Ensuring that all your finances and tax forms are in order could help you avoid situations like these.
Confusion Around the Individual Mandate Penalty
In 2018, we were introduced to certain tax code changes that did not come into effect that same year. Like the alimony deduction we mentioned earlier, the end to the federal tax penalty for violating the individual mandate comes into effect in 2020.

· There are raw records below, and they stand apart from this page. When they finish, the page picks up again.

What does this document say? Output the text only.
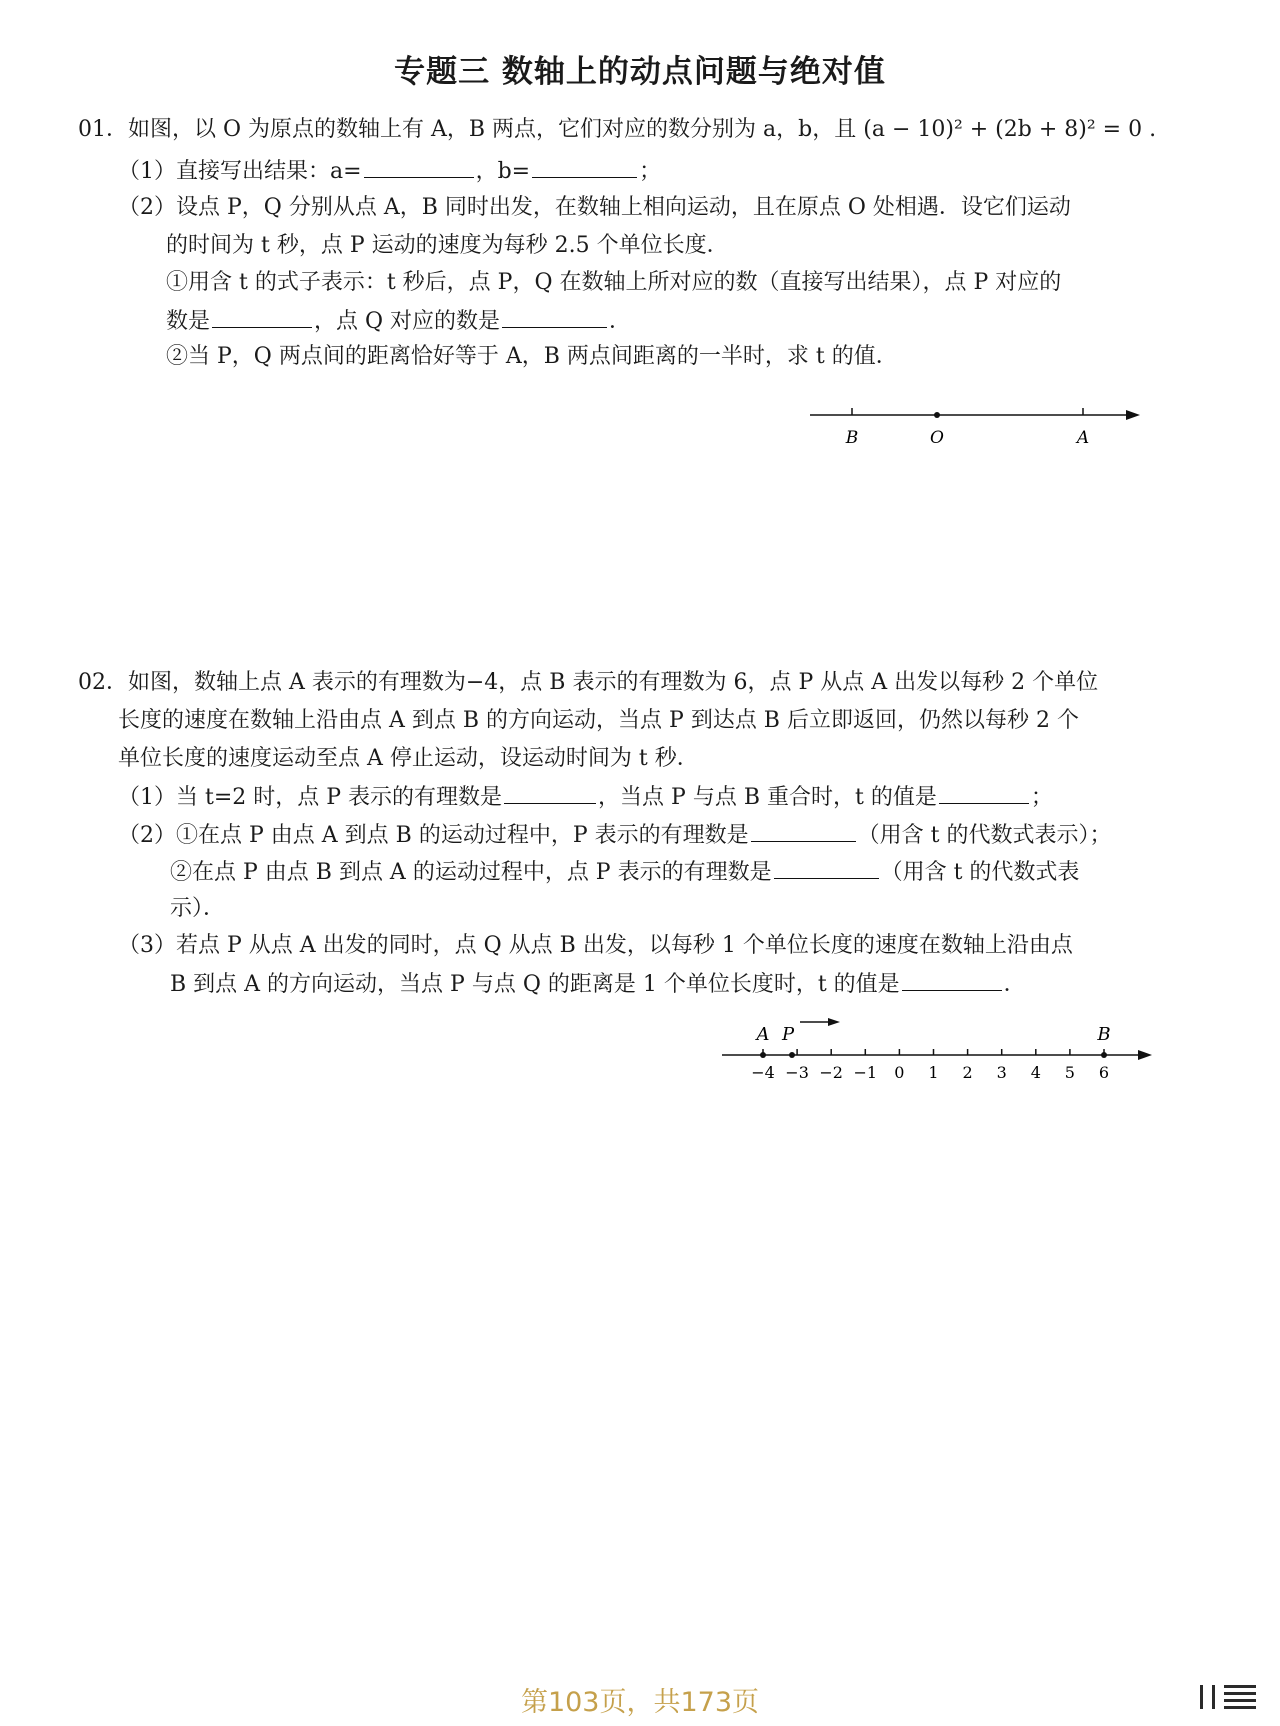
专题三 数轴上的动点问题与绝对值
01．如图，以 O 为原点的数轴上有 A，B 两点，它们对应的数分别为 a，b，且 (a − 10)² + (2b + 8)² = 0 .
（1）直接写出结果：a=	，b=	；
（2）设点 P，Q 分别从点 A，B 同时出发，在数轴上相向运动，且在原点 O 处相遇．设它们运动
的时间为 t 秒，点 P 运动的速度为每秒 2.5 个单位长度．
①用含 t 的式子表示：t 秒后，点 P，Q 在数轴上所对应的数（直接写出结果），点 P 对应的
数是	，点 Q 对应的数是	．
②当 P，Q 两点间的距离恰好等于 A，B 两点间距离的一半时，求 t 的值．
B	O	A
02．如图，数轴上点 A 表示的有理数为−4，点 B 表示的有理数为 6，点 P 从点 A 出发以每秒 2 个单位
长度的速度在数轴上沿由点 A 到点 B 的方向运动，当点 P 到达点 B 后立即返回，仍然以每秒 2 个
单位长度的速度运动至点 A 停止运动，设运动时间为 t 秒．
（1）当 t=2 时，点 P 表示的有理数是	，当点 P 与点 B 重合时，t 的值是	；
（2）①在点 P 由点 A 到点 B 的运动过程中，P 表示的有理数是	（用含 t 的代数式表示）；
②在点 P 由点 B 到点 A 的运动过程中，点 P 表示的有理数是	（用含 t 的代数式表
示）．
（3）若点 P 从点 A 出发的同时，点 Q 从点 B 出发，以每秒 1 个单位长度的速度在数轴上沿由点
B 到点 A 的方向运动，当点 P 与点 Q 的距离是 1 个单位长度时，t 的值是	．
−4 −3 −2 −1 0 1 2 3 4 5 6
A P	B
第103页，共173页
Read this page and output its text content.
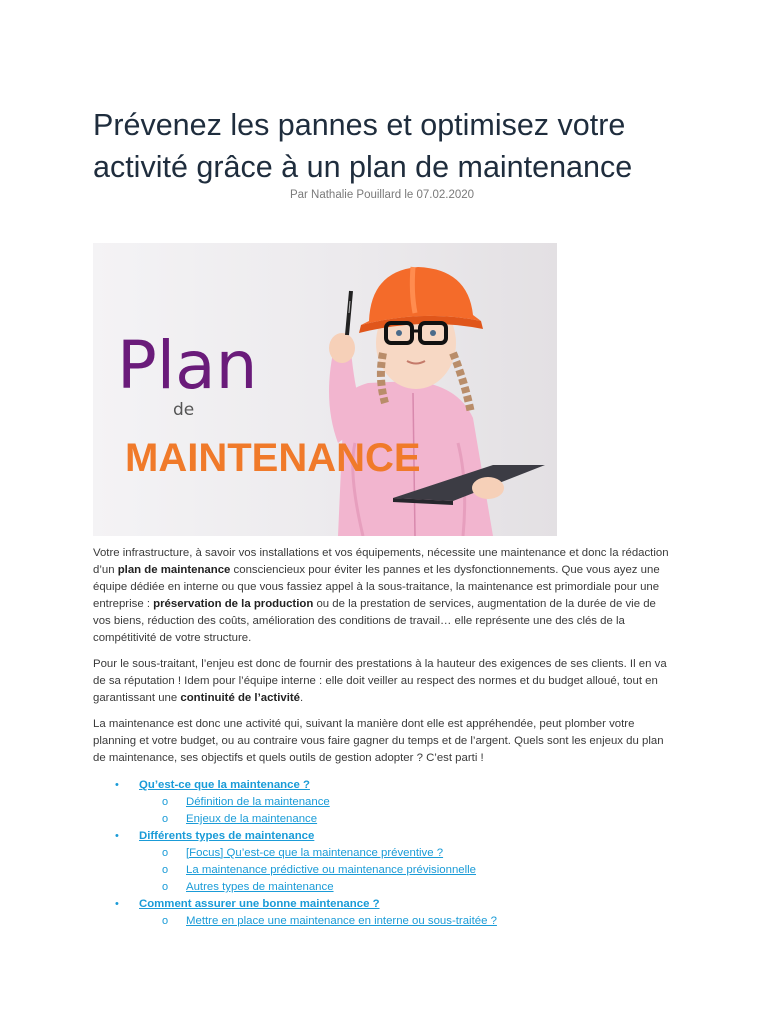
Prévenez les pannes et optimisez votre activité grâce à un plan de maintenance
Par Nathalie Pouillard le 07.02.2020
Plan
de
MAINTENANCE

Votre infrastructure, à savoir vos installations et vos équipements, nécessite une maintenance et donc la rédaction d’un plan de maintenance consciencieux pour éviter les pannes et les dysfonctionnements. Que vous ayez une équipe dédiée en interne ou que vous fassiez appel à la sous-traitance, la maintenance est primordiale pour une entreprise : préservation de la production ou de la prestation de services, augmentation de la durée de vie de vos biens, réduction des coûts, amélioration des conditions de travail… elle représente une des clés de la compétitivité de votre structure.

Pour le sous-traitant, l’enjeu est donc de fournir des prestations à la hauteur des exigences de ses clients. Il en va de sa réputation ! Idem pour l’équipe interne : elle doit veiller au respect des normes et du budget alloué, tout en garantissant une continuité de l’activité.

La maintenance est donc une activité qui, suivant la manière dont elle est appréhendée, peut plomber votre planning et votre budget, ou au contraire vous faire gagner du temps et de l’argent. Quels sont les enjeux du plan de maintenance, ses objectifs et quels outils de gestion adopter ? C’est parti !

• Qu’est-ce que la maintenance ?
o Définition de la maintenance
o Enjeux de la maintenance
• Différents types de maintenance
o [Focus] Qu’est-ce que la maintenance préventive ?
o La maintenance prédictive ou maintenance prévisionnelle
o Autres types de maintenance
• Comment assurer une bonne maintenance ?
o Mettre en place une maintenance en interne ou sous-traitée ?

Previously, those who could not prove they had health insurance were subject to this federal penalty. This may all be well and good, but don’t forget that you may still be hit with a one depending on where you live. State and local penalties still apply, such as in Washington D.C., Massachusetts, and New Jersey.
The Ever-Changing Medical Expense Deduction
Changes to the medical expense deduction aren’t new. We as taxpayers are more used to it bouncing than we are anything else. Between 2010 and 2016, it was 10% of your adjusted gross income. In 2017 and 2018 it fell to 7.5%, only to return to 10% in 2019.
This year you have to ensure that your dental and medical expenses exceed 10% of your adjusted gross income before claiming the deduction.
Who knows where this percentage will fall in the future? It’s difficult to say, but we don’t expect it to remain the same for long. Keeping up with all these changes will make filing taxes much, much less confusing.
Scams Are On the Rise
It seems that scammers are trying every trick in the book to separate you from your hard-earned money. 2020 is no different in that regard. If anything, it seems that fraudulent activities are on the rise.
Scammers might call you directly or could send you fake correspondence. It has become increasingly difficult to tell when someone with ill intent is reaching out to us, so it’s important to stay vigilant and don’t give away any identifying information to anyone that comes to you to ask for it.
It’s best to contact the IRS directly if you think you’re dealing with a scammer, but due to the recent influx in calls that might be easier said than done, so watch out!
Losing Track of Different Income Sources
In the ‘good’ old days, tracking your income was pretty straightforward — you worked for one company, and that company sent you a W-2. But in the gig and side-hustle economy, more taxpayers are getting outside sources of income to supplement their main sources. Keeping up with numerous income streams complicates the process and increases the risk of error.
While the side hustle economy is a great way to supplement your income, it could also become one huge source of headaches. Losing track of different sources of income has become more prevalent in recent years.
A while ago, this used to be a non-issue as employers would send you a W-2. Done, deal! Now, becoming your own boss comes with added stress when it comes to finances.
The more income streams you have the more the risk of error rises, so this is your friendly reminder to ensure everything is on the up-and-up before tax season!